Savoureux récit pas si déjanté que ça d'un terroriste libanais, cycliste et gourmet.
Publié en 2002, traduit en français par
Claro en 2012, le premier roman de
Viken Berberian, Américain d'origine arménienne né à Beyrouth, fit, six mois après le 11 septembre, l'effet d'une petite bombe médiatique, au risque de faire oublier ses intenses mérites littéraires.
Ce récit à la première personne, souvent habilement confus, raconte en deux parties la préparation d'un attentat à l'explosif dans un hôtel international à Beyrouth, du point de vue de l'un des conjurés, cycliste passionné et néanmoins féroce amateur de bonne chère, dont l'habitude du vélo doit jouer un rôle éminent dans l'attentat. Tout d'abord cloué, atrocement diminué, sur un lit d'hôpital suite à un accident dans lequel il a été renversé par une voiture, s'efforçant de récupérer pourtant le plus vite possible en vue du jour J, réconforté nuitamment par sa petite amie et complice en appréciation de la vie, également conjurée, qui s'introduit par la fenêtre de sa chambre médicale, soumis à de puissants flashbacks légèrement hallucinés sous l'effet des médicaments, le narrateur émerge dans la deuxième partie, proche du but, puis engagé dans la fameuse course cycliste populaire qui doit masquer l'action finale du commando...
Là où le tardif "Terroriste" de
John Updike, publié en 2006, ratait largement sa cible par excès de sérieux glissant parfois à la péroraison,
Viken Berberian l'atteint pleinement, par ce subtil lacis de farce, d'humour, de glacial et de tragique qui voit s'affronter forces de mort et forces de vie, puissamment représentées par le sexe, mais surtout par la cuisine, tout au long de ces 285 pages. Comme les également improbables mais si attachants Pepe Carvalho chez Montalban et Sebastiano Montalbano chez Camilleri, le concret des saveurs et de leur préparation joue à fond son rôle de contrepoids à la tentation du désespoir et du vide... pour le plus grand plaisir, par moments légèrement incrédule, du lecteur.
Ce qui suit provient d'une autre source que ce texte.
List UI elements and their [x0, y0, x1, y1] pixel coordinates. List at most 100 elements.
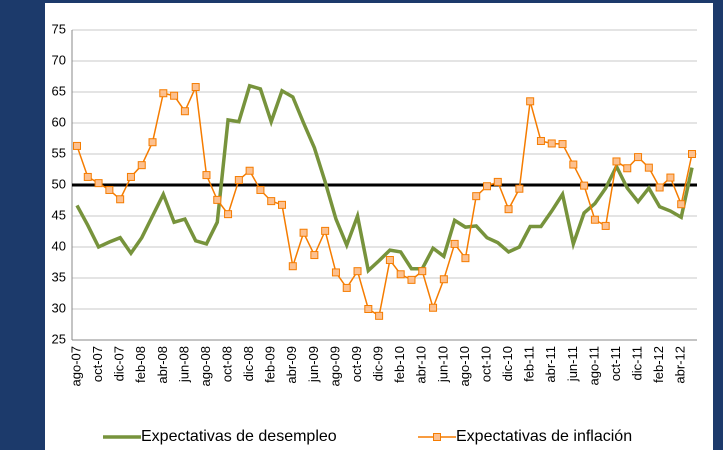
marker — [126, 172, 135, 181]
marker — [267, 197, 276, 206]
marker — [170, 91, 179, 100]
x-tick-label: dic-11 — [629, 346, 644, 380]
marker — [94, 179, 103, 188]
y-tick-label: 55 — [52, 145, 66, 160]
x-tick-label: ago-09 — [327, 346, 342, 386]
y-tick-label: 30 — [52, 300, 66, 315]
x-tick-label: feb-11 — [522, 346, 537, 382]
marker — [256, 185, 265, 194]
x-tick-label: oct-07 — [90, 346, 105, 382]
x-tick-label: oct-11 — [608, 346, 623, 381]
marker — [666, 173, 675, 182]
marker — [407, 275, 416, 284]
x-tick-label: ago-10 — [457, 346, 472, 386]
marker — [137, 161, 146, 170]
marker — [504, 205, 513, 214]
x-tick-label: feb-09 — [263, 346, 278, 383]
marker — [644, 163, 653, 172]
marker — [375, 311, 384, 320]
marker — [418, 267, 427, 276]
marker — [536, 136, 545, 145]
marker — [278, 200, 286, 209]
x-tick-label: oct-09 — [349, 346, 364, 382]
marker — [385, 256, 394, 265]
x-tick-label: ago-11 — [586, 346, 601, 386]
marker — [483, 182, 491, 191]
marker — [439, 275, 448, 284]
marker — [677, 200, 686, 209]
plot-panel — [45, 3, 713, 450]
x-tick-label: oct-08 — [219, 346, 234, 382]
marker — [364, 305, 373, 313]
marker — [590, 215, 599, 224]
x-tick-label: ago-08 — [198, 346, 213, 386]
x-tick-label: jun-10 — [435, 346, 450, 383]
x-tick-label: jun-09 — [306, 346, 321, 383]
marker — [634, 153, 643, 162]
marker — [429, 303, 438, 312]
y-tick-label: 75 — [52, 21, 66, 36]
y-tick-label: 45 — [52, 207, 66, 222]
x-tick-label: oct-10 — [478, 346, 493, 382]
marker — [321, 226, 330, 235]
marker — [310, 251, 319, 260]
x-tick-label: abr-10 — [414, 346, 429, 384]
x-tick-label: jun-08 — [176, 346, 191, 383]
legend-label: Expectativas de inflación — [456, 428, 632, 445]
y-tick-label: 60 — [52, 114, 66, 129]
marker — [353, 267, 362, 276]
marker — [655, 183, 664, 192]
marker — [331, 268, 340, 277]
y-tick-label: 25 — [52, 331, 66, 346]
marker — [299, 228, 308, 237]
marker — [623, 164, 632, 173]
marker — [180, 107, 189, 116]
x-tick-label: dic-10 — [500, 346, 515, 381]
x-tick-label: dic-09 — [371, 346, 386, 381]
marker — [493, 177, 502, 186]
marker — [83, 172, 92, 181]
y-tick-label: 35 — [52, 269, 66, 284]
legend-label: Expectativas de desempleo — [141, 428, 337, 445]
marker — [601, 221, 610, 230]
marker — [580, 181, 589, 190]
marker — [450, 239, 459, 248]
marker — [148, 138, 157, 147]
marker — [612, 157, 621, 166]
legend-marker — [433, 433, 441, 441]
x-tick-label: feb-10 — [392, 346, 407, 383]
marker — [688, 150, 696, 158]
marker — [224, 210, 233, 219]
marker — [234, 176, 243, 185]
marker — [105, 185, 114, 194]
x-tick-label: dic-08 — [241, 346, 256, 381]
y-tick-label: 70 — [52, 52, 66, 67]
x-tick-label: jun-11 — [565, 346, 580, 382]
marker — [288, 262, 297, 271]
x-tick-label: abr-11 — [543, 346, 558, 383]
marker — [245, 166, 254, 175]
marker — [213, 195, 222, 204]
x-tick-label: dic-07 — [112, 346, 127, 381]
marker — [558, 140, 567, 149]
y-tick-label: 40 — [52, 238, 66, 253]
marker — [472, 192, 481, 201]
x-tick-label: abr-08 — [155, 346, 170, 384]
marker — [526, 97, 535, 106]
x-tick-label: abr-12 — [673, 346, 688, 384]
marker — [515, 184, 524, 193]
x-tick-label: feb-12 — [651, 346, 666, 383]
y-tick-label: 65 — [52, 83, 66, 98]
marker — [547, 139, 556, 148]
marker — [73, 141, 81, 150]
x-tick-label: feb-08 — [133, 346, 148, 383]
marker — [461, 254, 470, 263]
series-line — [76, 84, 693, 318]
marker — [569, 160, 578, 169]
marker — [396, 270, 405, 279]
marker — [159, 89, 168, 98]
marker — [191, 83, 200, 92]
x-tick-label: abr-09 — [284, 346, 299, 384]
marker — [116, 195, 125, 204]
Une réussite qui donne envie naturellement de se précipiter sur "
Das Kapital", le second roman publié en 2007 (en 2009 en français).
"Le message modéré d'une explosion peut être concentré dans son impératif moral. Mais en termes pratiques, sa puissance et sa portée aléatoires peuvent échouer à discriminer d'après la race, la religion ou la foi. En dépit de vastes progrès scientifiques, l'humanité n'a toujours pas mis au point de technologie susceptible de concevoir des bombes super intelligentes, capables d'accomplir un nettoyage ethnique précis, d'éliminer, par exemple, les Belges francophones. Une vraie bombe intelligente serait équipée de capteurs spéciaux parvenant à différencier un Suisse d'un Druze en fonction de leur apparence, à tuer l'un tout en épargnant l'autre."